Table 1.
Monoamine uptake inhibition and transporter binding affinities at DAT and SERT of substituted cathinones and cocaine. For monoamine uptake inhibition assays, values are IC50, given as μM (mean ± SEM) and for transporter binding affinities assays, values are Ki, given as μM (mean ± SEM) of 6 independent experiments performed per triplicate. hDAT/hSERT inhibition and affinity ratios were also calculated, as mentioned in Section 4.
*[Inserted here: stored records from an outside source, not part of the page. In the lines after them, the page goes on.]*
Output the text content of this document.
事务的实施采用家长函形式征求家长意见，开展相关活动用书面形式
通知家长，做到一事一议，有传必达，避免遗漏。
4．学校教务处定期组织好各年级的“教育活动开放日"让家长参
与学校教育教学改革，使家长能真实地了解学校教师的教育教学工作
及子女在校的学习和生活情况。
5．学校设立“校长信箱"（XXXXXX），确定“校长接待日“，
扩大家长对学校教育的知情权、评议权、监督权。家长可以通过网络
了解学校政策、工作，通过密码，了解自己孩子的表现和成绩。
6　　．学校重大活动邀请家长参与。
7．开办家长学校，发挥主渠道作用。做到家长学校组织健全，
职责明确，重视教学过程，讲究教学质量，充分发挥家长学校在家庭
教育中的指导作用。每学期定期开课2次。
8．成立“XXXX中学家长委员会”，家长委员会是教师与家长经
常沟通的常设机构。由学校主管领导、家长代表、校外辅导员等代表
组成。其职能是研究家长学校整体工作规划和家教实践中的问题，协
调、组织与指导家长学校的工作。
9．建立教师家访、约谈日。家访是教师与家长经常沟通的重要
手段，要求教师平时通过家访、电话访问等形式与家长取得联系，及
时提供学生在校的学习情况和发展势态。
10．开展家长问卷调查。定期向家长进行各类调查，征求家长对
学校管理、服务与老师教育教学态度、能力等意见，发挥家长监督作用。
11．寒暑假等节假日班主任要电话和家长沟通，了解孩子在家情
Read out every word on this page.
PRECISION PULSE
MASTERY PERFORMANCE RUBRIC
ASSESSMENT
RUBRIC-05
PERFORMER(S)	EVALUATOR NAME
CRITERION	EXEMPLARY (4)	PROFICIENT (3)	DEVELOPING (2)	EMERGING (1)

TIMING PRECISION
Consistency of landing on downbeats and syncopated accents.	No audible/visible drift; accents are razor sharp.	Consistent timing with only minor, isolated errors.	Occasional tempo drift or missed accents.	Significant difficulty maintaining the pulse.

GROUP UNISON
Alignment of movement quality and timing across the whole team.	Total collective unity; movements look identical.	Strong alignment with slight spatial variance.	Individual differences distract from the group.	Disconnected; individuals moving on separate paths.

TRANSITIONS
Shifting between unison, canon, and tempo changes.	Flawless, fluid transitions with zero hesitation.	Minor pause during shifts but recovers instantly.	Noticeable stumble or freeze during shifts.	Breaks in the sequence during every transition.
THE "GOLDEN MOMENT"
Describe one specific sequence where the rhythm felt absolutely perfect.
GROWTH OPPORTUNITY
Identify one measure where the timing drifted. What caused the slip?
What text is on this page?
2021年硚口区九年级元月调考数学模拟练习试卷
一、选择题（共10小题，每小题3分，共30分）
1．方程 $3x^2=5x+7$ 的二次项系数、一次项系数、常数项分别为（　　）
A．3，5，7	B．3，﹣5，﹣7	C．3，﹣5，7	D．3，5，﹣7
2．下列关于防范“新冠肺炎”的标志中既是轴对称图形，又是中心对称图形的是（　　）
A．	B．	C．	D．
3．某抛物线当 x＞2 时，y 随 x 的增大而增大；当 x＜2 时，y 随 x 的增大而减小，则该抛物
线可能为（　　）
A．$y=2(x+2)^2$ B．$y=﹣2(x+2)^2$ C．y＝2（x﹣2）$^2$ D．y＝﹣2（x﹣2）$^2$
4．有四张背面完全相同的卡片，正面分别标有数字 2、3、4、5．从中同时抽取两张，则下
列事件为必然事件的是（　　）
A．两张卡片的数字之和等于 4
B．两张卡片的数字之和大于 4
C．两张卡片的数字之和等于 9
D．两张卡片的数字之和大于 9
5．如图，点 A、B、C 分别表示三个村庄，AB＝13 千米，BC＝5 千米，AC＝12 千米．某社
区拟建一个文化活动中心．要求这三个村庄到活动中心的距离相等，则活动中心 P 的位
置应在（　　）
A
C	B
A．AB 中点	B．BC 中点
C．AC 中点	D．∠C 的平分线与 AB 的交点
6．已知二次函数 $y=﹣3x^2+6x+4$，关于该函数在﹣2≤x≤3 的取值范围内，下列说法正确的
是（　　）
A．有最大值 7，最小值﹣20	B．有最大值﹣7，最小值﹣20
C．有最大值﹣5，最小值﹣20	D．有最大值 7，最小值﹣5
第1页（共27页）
| Transfected HEK293 Cells | ||||||
|---|---|---|---|---|---|---|
| Monoamine Uptake Inhibition | Transporter Binding Affinities | |||||
| Compound | [3H]MPP+ Uptake at hDAT | [3H]5-HT Uptake at hSERT | hDAT/hSERT Inhibition Ratio | [3H]WIN35,428 Binding at hDAT | [3H]Imipramine Binding at hSERT | hDAT/hSERT Affinity Ratio |
| α-PVP | 0.129 (±0.002) | >100 | 3418 | 0.017 (±0.001) | >100 | 8514 |
| 3-F-α-PVP | 0.132 (±0.016) | >100 | 1819 | 0.014 (±0.001) | 63.53 (±7.62) | 4540 |
| 4-F-α-PVP | 0.154 (±0.019) | >100 | 1366 | 0.049 (±0.004) | 57.88 (±4.27) | 1173 |
| 3-Cl-α-PVP | 0.349 (±0.033) | 33.33 (±2.46) | 95 | 0.013 (± 0.001) | 16.43 (±0.50) | 1234 |
| 4-Cl-α-PVP | 0.391 (±0.025) | 15.17 (±0.24) | 38 | 0.016 (± 0.001) | 7.90 (±0.18) | 478 |
| 3,4-Cl-α-PVP | 0.266 (±0.012) | 12.74 (±0.28) | 47 | 0.011 (± 0.001) | 4.99 (±0.27) | 462 |
| 3-Br-α-PVP | 0.117 (±0.016) | 39.96 (±6.38) | 341 | 0.012 (±0.002) | 5.60 (±0.31) | 470 |
| 4-Br-α-PVP | 0.156 (±0.012) | 23.11 (±2.27) | 148 | 0.024 (±0.001) | 1.25 (±0.09) | 52 |
| Cocaine | 0.231 (±0.013) | 1.85 (±0.28) | 7.98 | 0.283 (±0.04) | 0.54 (±0.03) | 1.92 |
hDAT/hSERT ratio = 1/DAT IC50:1/SERT IC50.